Interview réalisée en mai 2003

 

Après le succès de son premier thriller L'Âme du mal, Maxime Chattam, le jeune talentueux auteur nous revient avec In tenebris, le second volet de la trilogie. Nous sommes allés à la rencontre l'une des valeurs sûres de l'avenir de la littérature policière à suspense. Il nous ouvre une porte, un passage...vers le rêve des ténèbres.

Votre premier livre a été un des succès policiers de l’année dernière. Qu’avez-vous tiré de ce bon accueil du public ?

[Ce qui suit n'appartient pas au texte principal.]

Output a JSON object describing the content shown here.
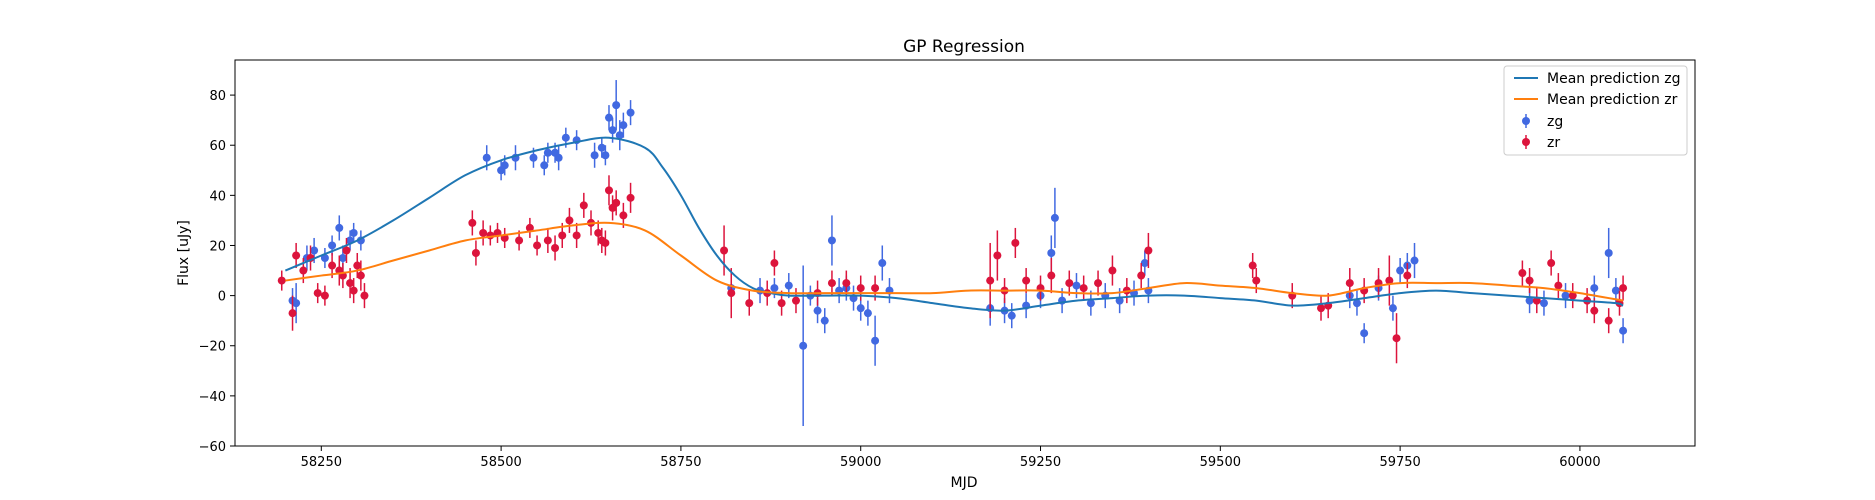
{
  "chart_data": {
    "type": "scatter",
    "title": "GP Regression",
    "xlabel": "MJD",
    "ylabel": "Flux [uJy]",
    "xlim": [
      58130,
      60160
    ],
    "ylim": [
      -60,
      94
    ],
    "xticks": [
      58250,
      58500,
      58750,
      59000,
      59250,
      59500,
      59750,
      60000
    ],
    "yticks": [
      -60,
      -40,
      -20,
      0,
      20,
      40,
      60,
      80
    ],
    "legend_position": "top-right",
    "series": [
      {
        "name": "Mean prediction zg",
        "kind": "line",
        "color": "#1f77b4",
        "x": [
          58200,
          58250,
          58300,
          58350,
          58400,
          58450,
          58500,
          58550,
          58600,
          58650,
          58700,
          58725,
          58750,
          58775,
          58800,
          58825,
          58850,
          58875,
          58900,
          58950,
          59000,
          59050,
          59100,
          59150,
          59200,
          59250,
          59300,
          59350,
          59400,
          59450,
          59500,
          59550,
          59600,
          59650,
          59700,
          59750,
          59800,
          59850,
          59900,
          59950,
          60000,
          60050,
          60060
        ],
        "values": [
          10,
          16,
          22,
          30,
          39,
          48,
          54,
          58,
          61,
          63,
          59,
          51,
          40,
          27,
          16,
          8,
          3,
          1,
          0,
          0,
          0,
          -1,
          -3,
          -5,
          -6,
          -4,
          -2,
          -1,
          0,
          0,
          -1,
          -2,
          -4,
          -3,
          -1,
          1,
          2,
          1,
          0,
          -1,
          -2,
          -3,
          -4
        ]
      },
      {
        "name": "Mean prediction zr",
        "kind": "line",
        "color": "#ff7f0e",
        "x": [
          58200,
          58250,
          58300,
          58350,
          58400,
          58450,
          58500,
          58550,
          58600,
          58650,
          58700,
          58750,
          58800,
          58850,
          58900,
          58950,
          59000,
          59050,
          59100,
          59150,
          59200,
          59250,
          59300,
          59350,
          59400,
          59450,
          59500,
          59550,
          59600,
          59650,
          59700,
          59750,
          59800,
          59850,
          59900,
          59950,
          60000,
          60060
        ],
        "values": [
          6,
          8,
          10,
          14,
          18,
          22,
          24,
          26,
          28,
          29,
          26,
          16,
          6,
          2,
          1,
          1,
          1,
          1,
          1,
          2,
          2,
          2,
          1,
          1,
          3,
          5,
          4,
          3,
          1,
          0,
          3,
          5,
          5,
          5,
          4,
          3,
          1,
          -2
        ]
      },
      {
        "name": "zg",
        "kind": "errorbar",
        "color": "#4169e1",
        "x": [
          58210,
          58215,
          58230,
          58240,
          58255,
          58265,
          58275,
          58280,
          58290,
          58295,
          58305,
          58480,
          58500,
          58505,
          58520,
          58545,
          58560,
          58565,
          58575,
          58580,
          58590,
          58605,
          58630,
          58640,
          58645,
          58650,
          58655,
          58660,
          58665,
          58670,
          58680,
          58820,
          58860,
          58880,
          58900,
          58920,
          58930,
          58940,
          58950,
          58960,
          58970,
          58980,
          58990,
          59000,
          59010,
          59020,
          59030,
          59040,
          59180,
          59200,
          59210,
          59230,
          59250,
          59265,
          59270,
          59280,
          59300,
          59320,
          59340,
          59360,
          59380,
          59395,
          59400,
          59680,
          59690,
          59700,
          59720,
          59740,
          59750,
          59760,
          59770,
          59930,
          59950,
          59980,
          60020,
          60040,
          60050,
          60060
        ],
        "values": [
          -2,
          -3,
          15,
          18,
          15,
          20,
          27,
          15,
          22,
          25,
          22,
          55,
          50,
          52,
          55,
          55,
          52,
          57,
          57,
          55,
          63,
          62,
          56,
          59,
          56,
          71,
          66,
          76,
          64,
          68,
          73,
          3,
          2,
          3,
          4,
          -20,
          0,
          -6,
          -10,
          22,
          2,
          3,
          -1,
          -5,
          -7,
          -18,
          13,
          2,
          -5,
          -6,
          -8,
          -4,
          0,
          17,
          31,
          -2,
          4,
          -3,
          0,
          -2,
          1,
          13,
          2,
          0,
          -3,
          -15,
          3,
          -5,
          10,
          12,
          14,
          -2,
          -3,
          0,
          3,
          17,
          2,
          -14
        ],
        "errors": [
          5,
          8,
          5,
          5,
          4,
          4,
          5,
          5,
          4,
          4,
          4,
          5,
          4,
          4,
          5,
          4,
          4,
          4,
          4,
          5,
          4,
          4,
          5,
          4,
          4,
          5,
          5,
          10,
          6,
          5,
          5,
          4,
          5,
          4,
          5,
          32,
          4,
          5,
          5,
          10,
          5,
          5,
          5,
          5,
          5,
          10,
          7,
          5,
          7,
          5,
          5,
          5,
          5,
          7,
          12,
          5,
          5,
          5,
          5,
          5,
          5,
          5,
          5,
          5,
          5,
          4,
          5,
          5,
          5,
          5,
          7,
          5,
          5,
          5,
          5,
          10,
          5,
          5
        ]
      },
      {
        "name": "zr",
        "kind": "errorbar",
        "color": "#dc143c",
        "x": [
          58195,
          58210,
          58215,
          58225,
          58235,
          58245,
          58255,
          58265,
          58275,
          58280,
          58285,
          58290,
          58295,
          58300,
          58305,
          58310,
          58460,
          58465,
          58475,
          58485,
          58495,
          58505,
          58525,
          58540,
          58550,
          58565,
          58575,
          58585,
          58595,
          58605,
          58615,
          58625,
          58635,
          58640,
          58645,
          58650,
          58655,
          58660,
          58670,
          58680,
          58810,
          58820,
          58845,
          58870,
          58880,
          58890,
          58910,
          58940,
          58960,
          58980,
          59000,
          59020,
          59180,
          59190,
          59200,
          59215,
          59230,
          59250,
          59265,
          59290,
          59310,
          59330,
          59350,
          59370,
          59390,
          59400,
          59545,
          59550,
          59600,
          59640,
          59650,
          59680,
          59700,
          59720,
          59735,
          59745,
          59760,
          59920,
          59930,
          59940,
          59960,
          59970,
          59990,
          60010,
          60020,
          60040,
          60055,
          60060
        ],
        "values": [
          6,
          -7,
          16,
          10,
          15,
          1,
          0,
          12,
          10,
          8,
          18,
          5,
          2,
          12,
          8,
          0,
          29,
          17,
          25,
          24,
          25,
          23,
          22,
          27,
          20,
          22,
          19,
          24,
          30,
          24,
          36,
          29,
          25,
          22,
          21,
          42,
          35,
          37,
          32,
          39,
          18,
          1,
          -3,
          1,
          13,
          -3,
          -2,
          1,
          5,
          5,
          3,
          3,
          6,
          16,
          2,
          21,
          6,
          3,
          8,
          5,
          3,
          5,
          10,
          2,
          8,
          18,
          12,
          6,
          0,
          -5,
          -4,
          5,
          2,
          5,
          6,
          -17,
          8,
          9,
          6,
          -2,
          13,
          4,
          0,
          -2,
          -6,
          -10,
          -3,
          3
        ],
        "errors": [
          4,
          7,
          5,
          5,
          5,
          4,
          4,
          5,
          6,
          5,
          5,
          6,
          5,
          5,
          6,
          5,
          5,
          5,
          5,
          4,
          4,
          4,
          4,
          4,
          4,
          5,
          5,
          5,
          5,
          5,
          5,
          5,
          5,
          5,
          5,
          6,
          5,
          5,
          5,
          6,
          10,
          10,
          5,
          5,
          5,
          5,
          5,
          5,
          5,
          5,
          5,
          5,
          15,
          10,
          5,
          6,
          5,
          5,
          7,
          5,
          5,
          5,
          6,
          5,
          5,
          7,
          5,
          5,
          5,
          5,
          5,
          6,
          5,
          6,
          10,
          10,
          5,
          5,
          5,
          5,
          5,
          5,
          5,
          5,
          5,
          5,
          5,
          5
        ]
      }
    ]
  }
}
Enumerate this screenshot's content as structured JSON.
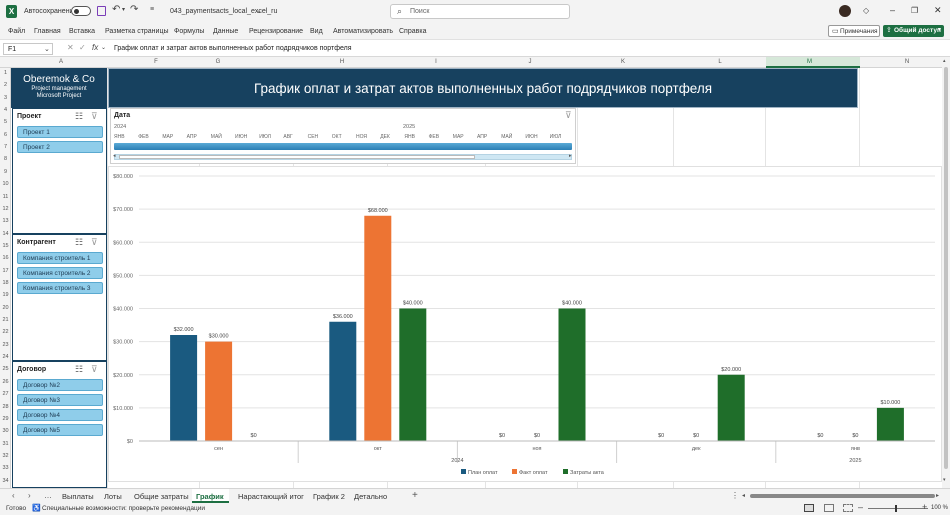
{
  "titlebar": {
    "autosave_label": "Автосохранение",
    "filename": "043_paymentsacts_local_excel_ru",
    "search_placeholder": "Поиск"
  },
  "ribbon": {
    "menu": [
      "Файл",
      "Главная",
      "Вставка",
      "Разметка страницы",
      "Формулы",
      "Данные",
      "Рецензирование",
      "Вид",
      "Автоматизировать",
      "Справка"
    ],
    "notes_label": "Примечания",
    "share_label": "Общий доступ"
  },
  "formula_bar": {
    "cell_ref": "F1",
    "fx_label": "fx",
    "content": "График оплат и затрат актов выполненных работ подрядчиков портфеля"
  },
  "columns": [
    "A",
    "F",
    "G",
    "H",
    "I",
    "J",
    "K",
    "L",
    "M",
    "N"
  ],
  "rows": [
    "1",
    "2",
    "3",
    "4",
    "5",
    "6",
    "7",
    "8",
    "9",
    "10",
    "11",
    "12",
    "13",
    "14",
    "15",
    "16",
    "17",
    "18",
    "19",
    "20",
    "21",
    "22",
    "23",
    "24",
    "25",
    "26",
    "27",
    "28",
    "29",
    "30",
    "31",
    "32",
    "33",
    "34"
  ],
  "brand": {
    "name": "Oberemok & Co",
    "line1": "Project management",
    "line2": "Microsoft Project"
  },
  "banner_title": "График оплат и затрат актов выполненных работ подрядчиков портфеля",
  "slicers": [
    {
      "title": "Проект",
      "items": [
        "Проект 1",
        "Проект 2"
      ]
    },
    {
      "title": "Контрагент",
      "items": [
        "Компания строитель 1",
        "Компания строитель 2",
        "Компания строитель 3"
      ]
    },
    {
      "title": "Договор",
      "items": [
        "Договор №2",
        "Договор №3",
        "Договор №4",
        "Договор №5"
      ]
    }
  ],
  "timeline": {
    "title": "Дата",
    "year1": "2024",
    "year2": "2025",
    "months": [
      "ЯНВ",
      "ФЕВ",
      "МАР",
      "АПР",
      "МАЙ",
      "ИЮН",
      "ИЮЛ",
      "АВГ",
      "СЕН",
      "ОКТ",
      "НОЯ",
      "ДЕК",
      "ЯНВ",
      "ФЕВ",
      "МАР",
      "АПР",
      "МАЙ",
      "ИЮН",
      "ИЮЛ"
    ]
  },
  "chart_data": {
    "type": "bar",
    "categories": [
      "сен",
      "окт",
      "ноя",
      "дек",
      "янв"
    ],
    "category_years": [
      "2024",
      "2024",
      "2024",
      "2024",
      "2025"
    ],
    "year_groups": [
      {
        "label": "2024",
        "span": [
          0,
          3
        ]
      },
      {
        "label": "2025",
        "span": [
          4,
          4
        ]
      }
    ],
    "y_ticks": [
      "$0",
      "$10.000",
      "$20.000",
      "$30.000",
      "$40.000",
      "$50.000",
      "$60.000",
      "$70.000",
      "$80.000"
    ],
    "ylim": [
      0,
      80000
    ],
    "series": [
      {
        "name": "План оплат",
        "color": "#1a5a80",
        "values": [
          32000,
          36000,
          0,
          0,
          0
        ],
        "labels": [
          "$32.000",
          "$36.000",
          "$0",
          "$0",
          "$0"
        ]
      },
      {
        "name": "Факт оплат",
        "color": "#ed7433",
        "values": [
          30000,
          68000,
          0,
          0,
          0
        ],
        "labels": [
          "$30.000",
          "$68.000",
          "$0",
          "$0",
          "$0"
        ]
      },
      {
        "name": "Затраты акта",
        "color": "#1f6e2a",
        "values": [
          0,
          40000,
          40000,
          20000,
          10000
        ],
        "labels": [
          "$0",
          "$40.000",
          "$40.000",
          "$20.000",
          "$10.000"
        ]
      }
    ],
    "legend_position": "bottom",
    "grid": true
  },
  "tabs": [
    "Выплаты",
    "Лоты",
    "Общие затраты",
    "График 1",
    "Нарастающий итог",
    "График 2",
    "Детально"
  ],
  "active_tab": "График 1",
  "status": {
    "ready": "Готово",
    "accessibility": "Специальные возможности: проверьте рекомендации",
    "zoom": "100 %"
  }
}
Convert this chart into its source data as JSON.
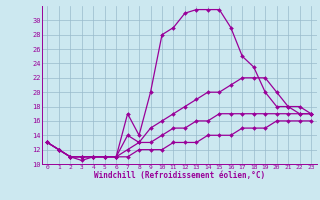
{
  "xlabel": "Windchill (Refroidissement éolien,°C)",
  "bg_color": "#cce8f0",
  "line_color": "#990099",
  "grid_color": "#99bbcc",
  "series": [
    {
      "x": [
        0,
        1,
        2,
        3,
        4,
        5,
        6,
        7,
        8,
        9,
        10,
        11,
        12,
        13,
        14,
        15,
        16,
        17,
        18,
        19,
        20,
        21,
        22,
        23
      ],
      "y": [
        13,
        12,
        11,
        11,
        11,
        11,
        11,
        17,
        14,
        20,
        28,
        29,
        31,
        31.5,
        31.5,
        31.5,
        29,
        25,
        23.5,
        20,
        18,
        18,
        17,
        17
      ]
    },
    {
      "x": [
        0,
        1,
        2,
        3,
        4,
        5,
        6,
        7,
        8,
        9,
        10,
        11,
        12,
        13,
        14,
        15,
        16,
        17,
        18,
        19,
        20,
        21,
        22,
        23
      ],
      "y": [
        13,
        12,
        11,
        11,
        11,
        11,
        11,
        14,
        13,
        15,
        16,
        17,
        18,
        19,
        20,
        20,
        21,
        22,
        22,
        22,
        20,
        18,
        18,
        17
      ]
    },
    {
      "x": [
        0,
        1,
        2,
        3,
        4,
        5,
        6,
        7,
        8,
        9,
        10,
        11,
        12,
        13,
        14,
        15,
        16,
        17,
        18,
        19,
        20,
        21,
        22,
        23
      ],
      "y": [
        13,
        12,
        11,
        11,
        11,
        11,
        11,
        12,
        13,
        13,
        14,
        15,
        15,
        16,
        16,
        17,
        17,
        17,
        17,
        17,
        17,
        17,
        17,
        17
      ]
    },
    {
      "x": [
        0,
        1,
        2,
        3,
        4,
        5,
        6,
        7,
        8,
        9,
        10,
        11,
        12,
        13,
        14,
        15,
        16,
        17,
        18,
        19,
        20,
        21,
        22,
        23
      ],
      "y": [
        13,
        12,
        11,
        10.5,
        11,
        11,
        11,
        11,
        12,
        12,
        12,
        13,
        13,
        13,
        14,
        14,
        14,
        15,
        15,
        15,
        16,
        16,
        16,
        16
      ]
    }
  ],
  "xlim": [
    -0.5,
    23.5
  ],
  "ylim": [
    10,
    32
  ],
  "yticks": [
    10,
    12,
    14,
    16,
    18,
    20,
    22,
    24,
    26,
    28,
    30
  ],
  "xticks": [
    0,
    1,
    2,
    3,
    4,
    5,
    6,
    7,
    8,
    9,
    10,
    11,
    12,
    13,
    14,
    15,
    16,
    17,
    18,
    19,
    20,
    21,
    22,
    23
  ],
  "marker": "D",
  "markersize": 2.0,
  "linewidth": 0.9
}
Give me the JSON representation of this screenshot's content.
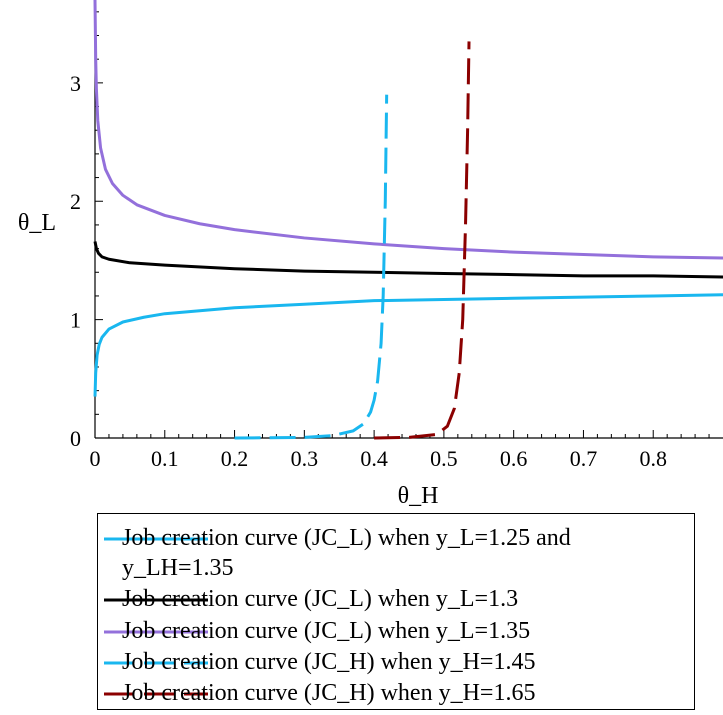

J’en ai d'abord tiré énormément de voix parce que le livre s’est bien vendu. J’ai pu rencontrer beaucoup de lecteurs pendant les séances de dédicaces, c’est un bien d’avoir tant retours. C’est très bien au niveau de l’enseignement personnel parce que l’on se rend compte qu’on peut travailler pendant trois ans comme un dingue dans l’ombre et qu’au final cela peut plaire à d’autres personnes que soi. Pour ce qui est de la construction je serais tenté de dire que j’ai commencé à écrire In ténébris alors que  L’Âme du mal  n’était pas encore sorti. Il n’y a pas eu beaucoup de réflexions pendant la période d’écriture par rapport à ce que les gens me disaient sur le premier livre qui est paru alors que l’écriture du second était presqu’achevé. Je suis en train d’écrire le dernier roman de la trilogie actuellement. Pour ce prochain je vais peut-être tenir compte de ce que les gens aiment dans mes romans. Je me suis rendu compte de choses précises que les gens aiment dans mes livres par exemple le côté très visuel, très   cinématographique, l’atmosphère assez noir avec un côté réaliste et humain. Dans  In ténébris je pense que les personnages sont quasiment réels, ils ont aussi leurs faiblesses. J’aime bien placer mes livres dans le contexte américain mais ce qui m’intéresse surtout c’est de ne pas avoir de supers héros. Celui qui n’a aucune faiblesse ne m’intéresse pas, il peut tout réussir, tout faire. C’est le côté humain que nous avons tous qui est important. L’intérêt est de savoir les faiblesses que ces personnages principaux peuvent avoir et surtout de quelle manière ils les cachent et comment nous allons nous en rendre compte. J’ai donc tendance a accentué un peu ce côté qui plaît aux lecteurs en y maintenant le suspense et les rebondissements.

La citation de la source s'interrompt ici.